An analysis of solar p-mode frequencies extracted from BiSON data: 1991-1996

We present a comprehensive frequency analysis of Doppler velocity observations of the visible solar disc made by the Birmingham Solar Oscillations Network (BiSON) from 1990-1996, i.e. covering the falling phase of activity cycle 22, up to and including the cycle 22/23 boundary. We have fitted low-degree (low-l) solar p modes in a variety of power spectra of differing lengths generated from these data. The analysis of the extracted frequencies reveals the expected clear solar-cycle dependence; in addition, there is now sufficient accuracy in the data to show that the low-l modal eigenfrequencies are less affected by the solar cycle than their higher l counterparts. The observed low-degree frequency shifts up to approximate to 3900 mu Hz are consistent - at the level of precision of the data - with an inverse mode-mass scaling. At frequencies above this, the blending of modes adjacent in frequency space makes it increasingly difficult to extract reliable frequency estimates. However, our data show indications of a turnover and possibly also an eventual sign change in the solar cycle shifts at frequencies above;approximate to 4000 mu Hz, as seen in higher l data.

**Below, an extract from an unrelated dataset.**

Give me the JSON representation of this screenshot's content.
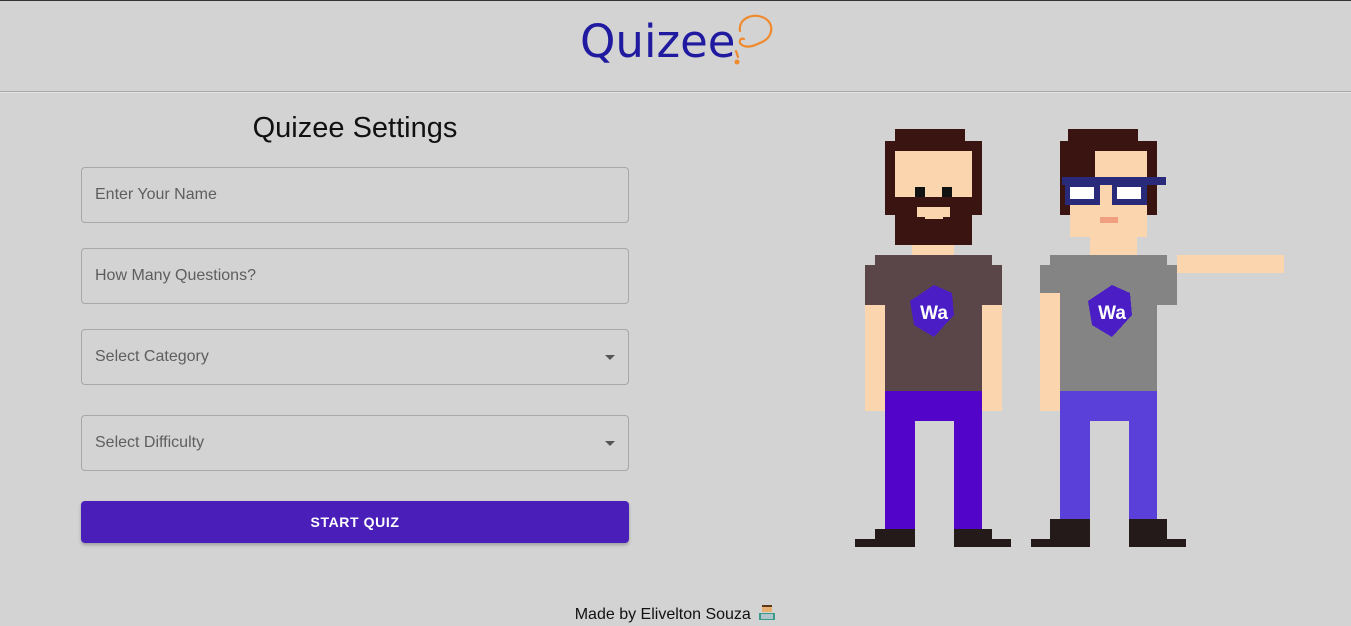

We have parametrized the observed shifts as a function of the 10.7-cm radio flux, and produced an activity-corrected, average frequency table which incorporates eigenfrequencies from 18 4-month and 9 8-month spectra. We also present the fitted frequencies from a 32-month power spectrum, generated from data collected at or close to solar minimum. In addition, we also searched for frequency asymmetries in the l = 2 mode multiplets. These could result from strong near-surface magnetic activity, or a buried magnetic field. Our fits merely place an upper limit to any mean asymmetry - over the range 10 less than or equal to n less than or equal to 21 - of between approximate to - 80 and approximate to 170 nHz (3 sigma).